Though they were different, there was a closeness, a feeling, perhaps more an obligation that they had to keep each other informed about their lives. But after Alain disappeared, Monique told her nothing more about herself, and Rosalind did not wish to detail what happened at the hospital. There were too many casualties, incidents, to talk about. Yet in a strange way, they needed each other. Despite an envy there that Rosalind had carried as a teenager, Monique had brought a vibrancy into their otherwise dreary home, and Rosalind wondered now whether Georg would have come back each summer in the early days if Monique hadn’t been there. She owed her something, she sometimes thought.
It was not until their wedding night that Rosalind wished she had made an effort to be closer to Monique, who was worldly, who would have given advice and told her not to worry so much.
After the wedding, a small affair, Georg had taken her to a hotel for the night, and she had been shy and he perhaps even more so.
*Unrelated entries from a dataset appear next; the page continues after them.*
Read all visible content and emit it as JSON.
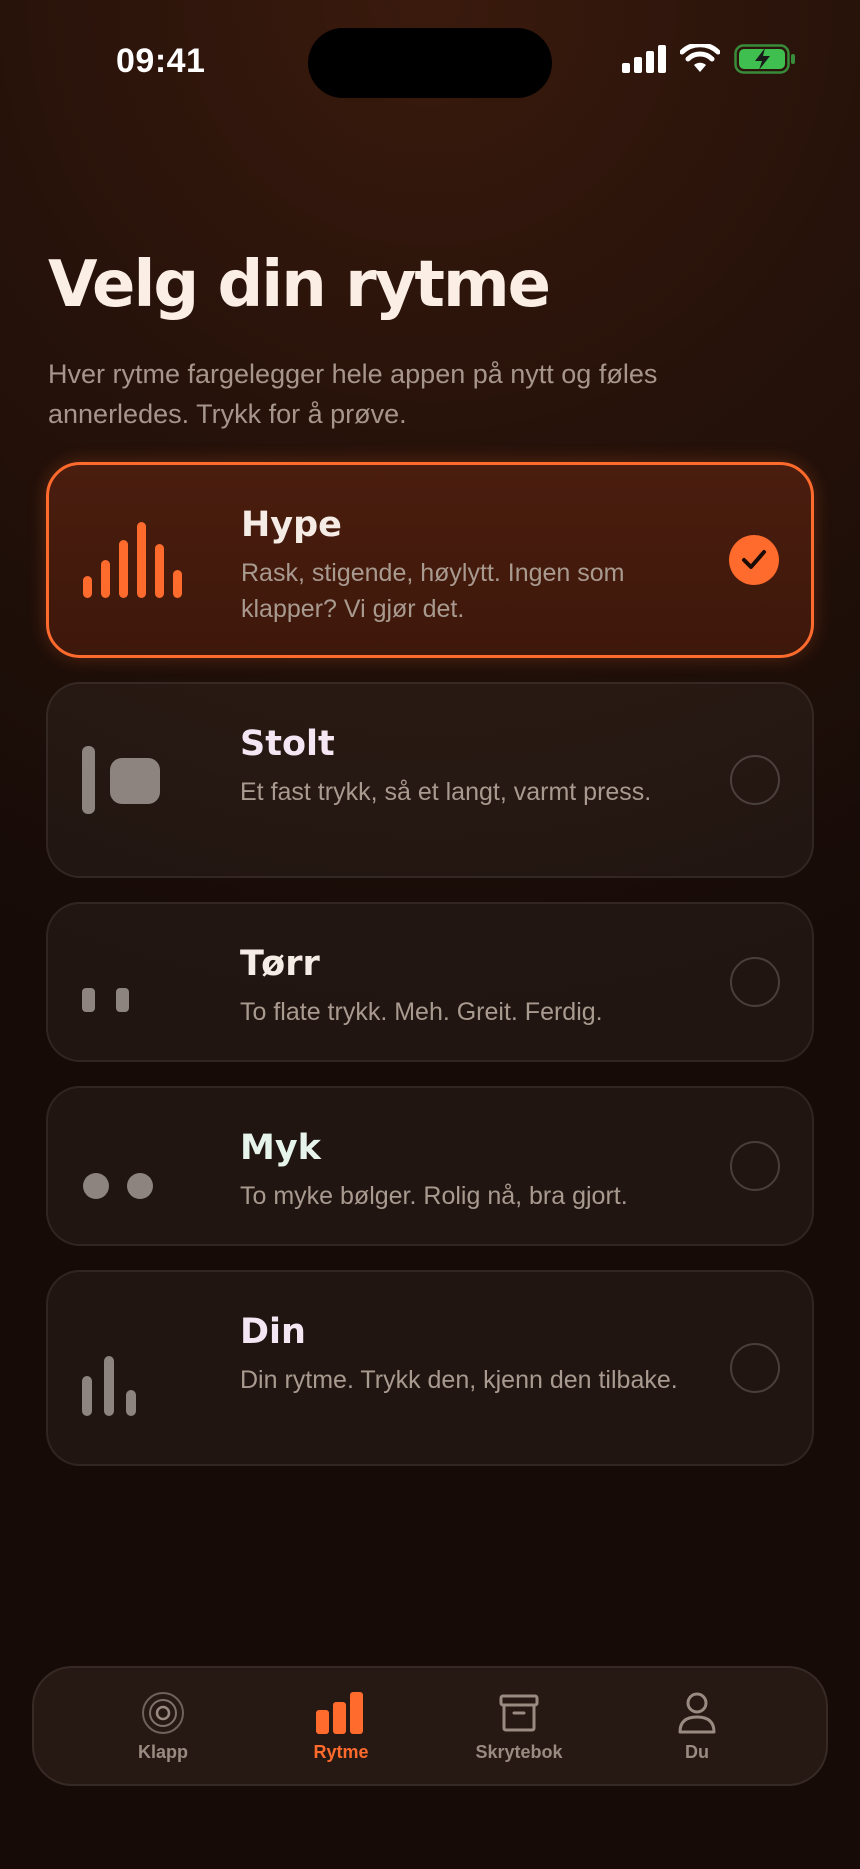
{
  "status_bar": {
    "time": "09:41"
  },
  "header": {
    "title": "Velg din rytme",
    "subtitle": "Hver rytme fargelegger hele appen på nytt og føles annerledes. Trykk for å prøve."
  },
  "rhythms": [
    {
      "name": "Hype",
      "description": "Rask, stigende, høylytt. Ingen som klapper? Vi gjør det.",
      "selected": true,
      "icon": "rising-bars-icon",
      "name_color": "#f6ece6"
    },
    {
      "name": "Stolt",
      "description": "Et fast trykk, så et langt, varmt press.",
      "selected": false,
      "icon": "tap-press-icon",
      "name_color": "#f4e6f2"
    },
    {
      "name": "Tørr",
      "description": "To flate trykk. Meh. Greit. Ferdig.",
      "selected": false,
      "icon": "two-flat-taps-icon",
      "name_color": "#f6ece6"
    },
    {
      "name": "Myk",
      "description": "To myke bølger. Rolig nå, bra gjort.",
      "selected": false,
      "icon": "two-soft-waves-icon",
      "name_color": "#e6f4ec"
    },
    {
      "name": "Din",
      "description": "Din rytme. Trykk den, kjenn den tilbake.",
      "selected": false,
      "icon": "custom-bars-icon",
      "name_color": "#f4e6f2"
    }
  ],
  "tab_bar": {
    "tabs": [
      {
        "label": "Klapp",
        "icon": "ripple-icon",
        "active": false
      },
      {
        "label": "Rytme",
        "icon": "bars-icon",
        "active": true
      },
      {
        "label": "Skrytebok",
        "icon": "archive-box-icon",
        "active": false
      },
      {
        "label": "Du",
        "icon": "person-icon",
        "active": false
      }
    ]
  },
  "colors": {
    "accent": "#ff6a2d",
    "background": "#1e0f09",
    "text_primary": "#fbeee4",
    "text_secondary": "#a6958b"
  }
}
It felt like they were performing a deed that was required rather than desired. The act of lovemaking was cold and painful, and there was no loving embrace afterward. In fact it had been almost brutish, the way he forced himself harder when she had cried, thinking it was a call for more. If that was a part of marriage, then she would need to be stronger, she felt. After this very brief act, he had sat on the side of the bed with his naked back to her and smoked a cigarette. And when he had walked to the window to view the street below, she modestly eased back into her slip.